Ikea a, pendant près de 10 ans, espionné ses salariés et des clients mécontents : consultation de fichiers de police, espions infiltrés… La justice a enquêté mais des zones d’ombre demeurent : pourquoi n’a-t-on pas identifié les policiers corrompus ?
Juin 2003, Ikea Paris Nord Hocine Redouani n’a à l’époque, que 19 ans. Après plusieurs entretiens, il vient juste de signer un CDI chez le géant suédois du meuble en kit. Pour lui, tout roule. Mais après quelques semaines, son boss vient le trouver et lui passe une soufflante :
« Il me dit : “comment as-tu pu me cacher ça ? T’as un casier et pour braquage ?” »
Le jeune homme est éberlué. Lui qui n’a jamais mis les pieds dans un commissariat est tout à coup rhabillé en bandit de grand chemin. L’affaire pourrait prêter à sourire si son job n’était pas en jeu. Il est en encore en période d’essai :
« J’ai dû demander moi-même un extrait de mon casier judiciaire pour prouver ma bonne foi. »
Hocine Redouani range l’affaire dans un coin de sa tête et poursuit sa carrière dans l’entreprise. Le mystère ne sera dissipé que quelques années plus tard. Mars 2012, Adel Amara – le délégué Force Ouvrière (FO) d’Ikea Franconville – farfouille sur les disques durs ouverts à tous les salariés de l’entreprise. Simple curiosité ? Pas vraiment, il cherche des infos. Le syndicaliste a l’impression d’être surveillé par sa direction.

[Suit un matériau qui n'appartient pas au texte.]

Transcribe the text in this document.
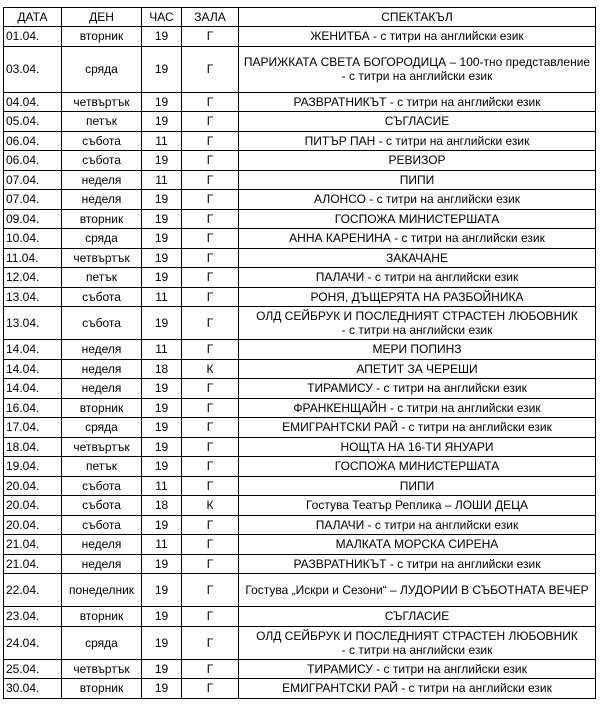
ДАТА	ДЕН	ЧАС	ЗАЛА	СПЕКТАКЪЛ
01.04.	вторник	19	Г	ЖЕНИТБА - с титри на английски език
03.04.	сряда	19	Г	ПАРИЖКАТА СВЕТА БОГОРОДИЦА – 100-тно представление
- с титри на английски език
04.04.	четвъртък	19	Г	РАЗВРАТНИКЪТ - с титри на английски език
05.04.	петък	19	Г	СЪГЛАСИЕ
06.04.	събота	11	Г	ПИТЪР ПАН - с титри на английски език
06.04.	събота	19	Г	РЕВИЗОР
07.04.	неделя	11	Г	ПИПИ
07.04.	неделя	19	Г	АЛОНСО - с титри на английски език
09.04.	вторник	19	Г	ГОСПОЖА МИНИСТЕРШАТА
10.04.	сряда	19	Г	АННА КАРЕНИНА - с титри на английски език
11.04.	четвъртък	19	Г	ЗАКАЧАНЕ
12.04.	петък	19	Г	ПАЛАЧИ - с титри на английски език
13.04.	събота	11	Г	РОНЯ, ДЪЩЕРЯТА НА РАЗБОЙНИКА
13.04.	събота	19	Г	ОЛД СЕЙБРУК И ПОСЛЕДНИЯТ СТРАСТЕН ЛЮБОВНИК
- с титри на английски език
14.04.	неделя	11	Г	МЕРИ ПОПИНЗ
14.04.	неделя	18	К	АПЕТИТ ЗА ЧЕРЕШИ
14.04.	неделя	19	Г	ТИРАМИСУ - с титри на английски език
16.04.	вторник	19	Г	ФРАНКЕНЩАЙН - с титри на английски език
17.04.	сряда	19	Г	ЕМИГРАНТСКИ РАЙ - с титри на английски език
18.04.	четвъртък	19	Г	НОЩТА НА 16-ТИ ЯНУАРИ
19.04.	петък	19	Г	ГОСПОЖА МИНИСТЕРШАТА
20.04.	събота	11	Г	ПИПИ
20.04.	събота	18	К	Гостува Театър Реплика – ЛОШИ ДЕЦА
20.04.	събота	19	Г	ПАЛАЧИ - с титри на английски език
21.04.	неделя	11	Г	МАЛКАТА МОРСКА СИРЕНА
21.04.	неделя	19	Г	РАЗВРАТНИКЪТ - с титри на английски език
22.04.	понеделник	19	Г	Гостува „Искри и Сезони“ – ЛУДОРИИ В СЪБОТНАТА ВЕЧЕР
23.04.	вторник	19	Г	СЪГЛАСИЕ
24.04.	сряда	19	Г	ОЛД СЕЙБРУК И ПОСЛЕДНИЯТ СТРАСТЕН ЛЮБОВНИК
- с титри на английски език
25.04.	четвъртък	19	Г	ТИРАМИСУ - с титри на английски език
30.04.	вторник	19	Г	ЕМИГРАНТСКИ РАЙ - с титри на английски език
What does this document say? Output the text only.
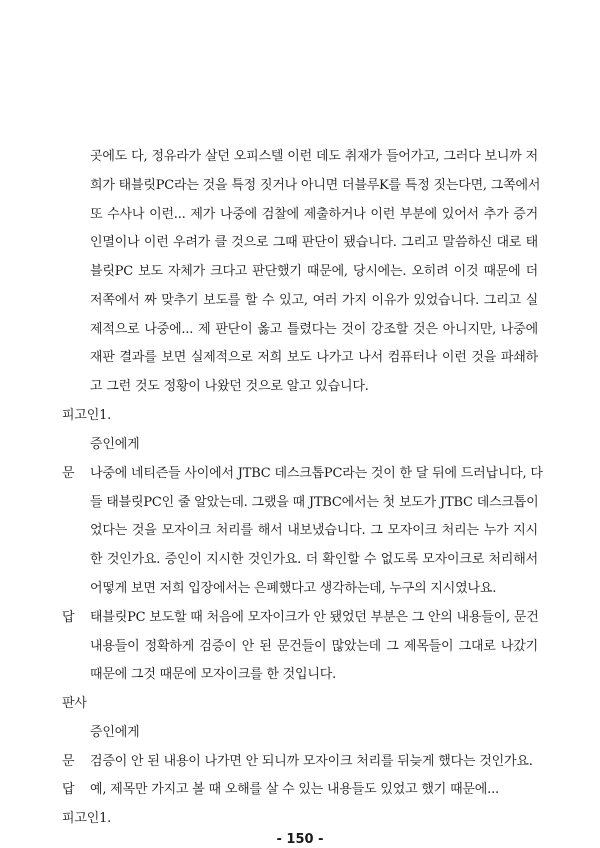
곳에도 다, 정유라가 살던 오피스텔 이런 데도 취재가 들어가고, 그러다 보니까 저
희가 태블릿PC라는 것을 특정 짓거나 아니면 더블루K를 특정 짓는다면, 그쪽에서
또 수사나 이런... 제가 나중에 검찰에 제출하거나 이런 부분에 있어서 추가 증거
인멸이나 이런 우려가 클 것으로 그때 판단이 됐습니다. 그리고 말씀하신 대로 태
블릿PC 보도 자체가 크다고 판단했기 때문에, 당시에는. 오히려 이것 때문에 더
저쪽에서 짜 맞추기 보도를 할 수 있고, 여러 가지 이유가 있었습니다. 그리고 실
제적으로 나중에... 제 판단이 옳고 틀렸다는 것이 강조할 것은 아니지만, 나중에
재판 결과를 보면 실제적으로 저희 보도 나가고 나서 컴퓨터나 이런 것을 파쇄하
고 그런 것도 정황이 나왔던 것으로 알고 있습니다.
피고인1.
증인에게
문 나중에 네티즌들 사이에서 JTBC 데스크톱PC라는 것이 한 달 뒤에 드러납니다, 다
들 태블릿PC인 줄 알았는데. 그랬을 때 JTBC에서는 첫 보도가 JTBC 데스크톱이
었다는 것을 모자이크 처리를 해서 내보냈습니다. 그 모자이크 처리는 누가 지시
한 것인가요. 증인이 지시한 것인가요. 더 확인할 수 없도록 모자이크로 처리해서
어떻게 보면 저희 입장에서는 은폐했다고 생각하는데, 누구의 지시였나요.
답 태블릿PC 보도할 때 처음에 모자이크가 안 됐었던 부분은 그 안의 내용들이, 문건
내용들이 정확하게 검증이 안 된 문건들이 많았는데 그 제목들이 그대로 나갔기
때문에 그것 때문에 모자이크를 한 것입니다.
판사
증인에게
문 검증이 안 된 내용이 나가면 안 되니까 모자이크 처리를 뒤늦게 했다는 것인가요.
답 예, 제목만 가지고 볼 때 오해를 살 수 있는 내용들도 있었고 했기 때문에...
피고인1.
- 150 -
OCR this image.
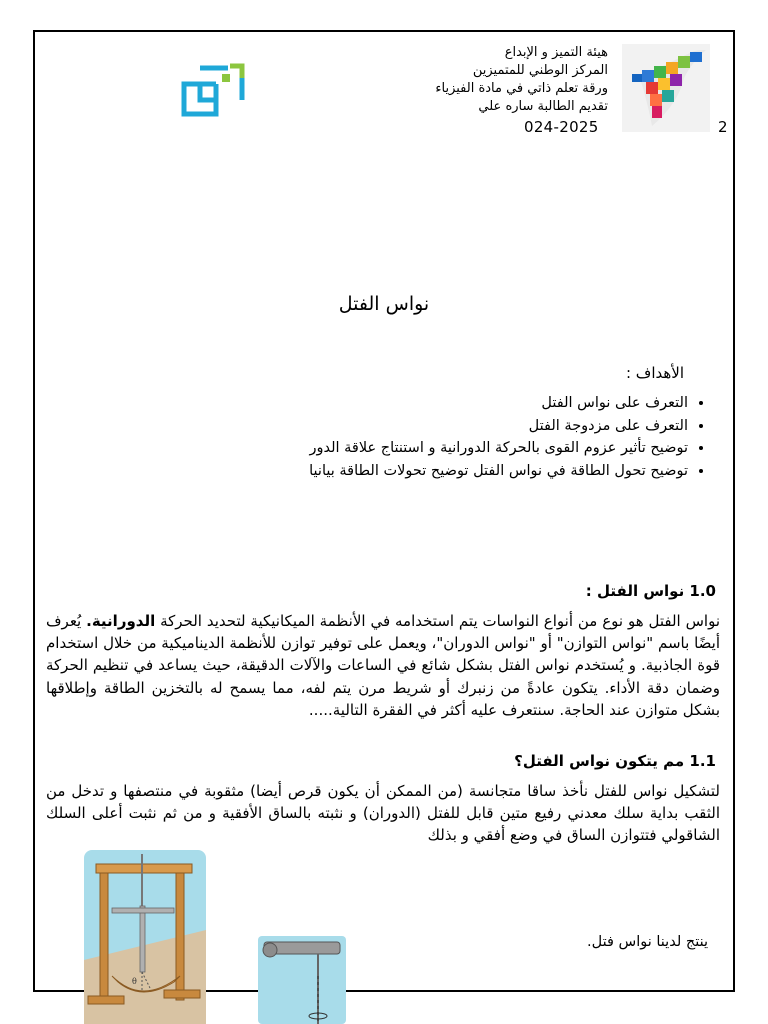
هيئة التميز و الإبداع
المركز الوطني للمتميزين
ورقة تعلم ذاتي في مادة الفيزياء
تقديم الطالبة ساره علي
024-2025	2
نواس الفتل
الأهداف :
• التعرف على نواس الفتل
• التعرف على مزدوجة الفتل
• توضيح تأثير عزوم القوى بالحركة الدورانية و استنتاج علاقة الدور
• توضيح تحول الطاقة في نواس الفتل توضيح تحولات الطاقة بيانيا
1.0 نواس الفتل :
نواس الفتل هو نوع من أنواع النواسات يتم استخدامه في الأنظمة الميكانيكية لتحديد الحركة الدورانية. يُعرف أيضًا باسم "نواس التوازن" أو "نواس الدوران"، ويعمل على توفير توازن للأنظمة الديناميكية من خلال استخدام قوة الجاذبية. و يُستخدم نواس الفتل بشكل شائع في الساعات والآلات الدقيقة، حيث يساعد في تنظيم الحركة وضمان دقة الأداء. يتكون عادةً من زنبرك أو شريط مرن يتم لفه، مما يسمح له بالتخزين الطاقة وإطلاقها بشكل متوازن عند الحاجة. سنتعرف عليه أكثر في الفقرة التالية.....
1.1 مم يتكون نواس الفتل؟
لتشكيل نواس للفتل نأخذ ساقا متجانسة (من الممكن أن يكون قرص أيضا) مثقوبة في منتصفها و تدخل من الثقب بداية سلك معدني رفيع متين قابل للفتل (الدوران) و نثبته بالساق الأفقية و من ثم نثبت أعلى السلك الشاقولي فتتوازن الساق في وضع أفقي و بذلك
θ
ينتج لدينا نواس فتل.
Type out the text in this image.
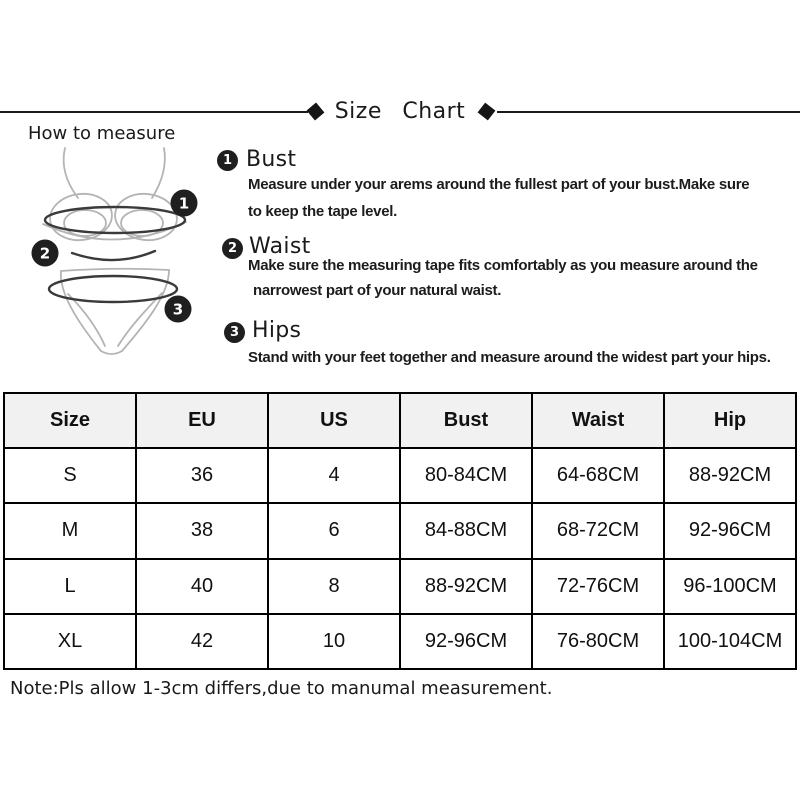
Size Chart
How to measure
1
2
3
1 Bust
Measure under your arems around the fullest part of your bust.Make sure
to keep the tape level.
2 Waist
Make sure the measuring tape fits comfortably as you measure around the
narrowest part of your natural waist.
3 Hips
Stand with your feet together and measure around the widest part your hips.
Size	EU	US	Bust	Waist	Hip
S	36	4	80-84CM	64-68CM	88-92CM
M	38	6	84-88CM	68-72CM	92-96CM
L	40	8	88-92CM	72-76CM	96-100CM
XL	42	10	92-96CM	76-80CM	100-104CM
Note:Pls allow 1-3cm differs,due to manumal measurement.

À l’époque, on le prend pour un fou, et pourtant… Il finit par découvrir le pot aux roses. Dans ce disque dur se trouvent des mails et des documents qui, comprend-il petit à petit, montrent qu’Ikea missionne des sociétés de sécurité privée pour éplucher le passé de ses salariés. L’histoire tombe entre les mains du Canard Enchaîné et de Médiapart qui révèlent l’affaire. Puis Adel Amara et Hocine Redouani, à l’époque également encarté chez FO, contactent les jeunes avocats maîtres Yakouti et Hakiki. Ensemble, ils vont déposer une première plainte. C’est le début d’une très longue procédure : huit ans d’enquête qui vont révéler un véritable « système d’espionnage organisé », écrira le juge d’instruction. Du 22 mars au 2 avril 2021, la société Ikéa et 15 personnes seront jugées dans cette affaire. Parmi elles, deux anciens PDG de la filiale française et une poignée de fonctionnaires de police.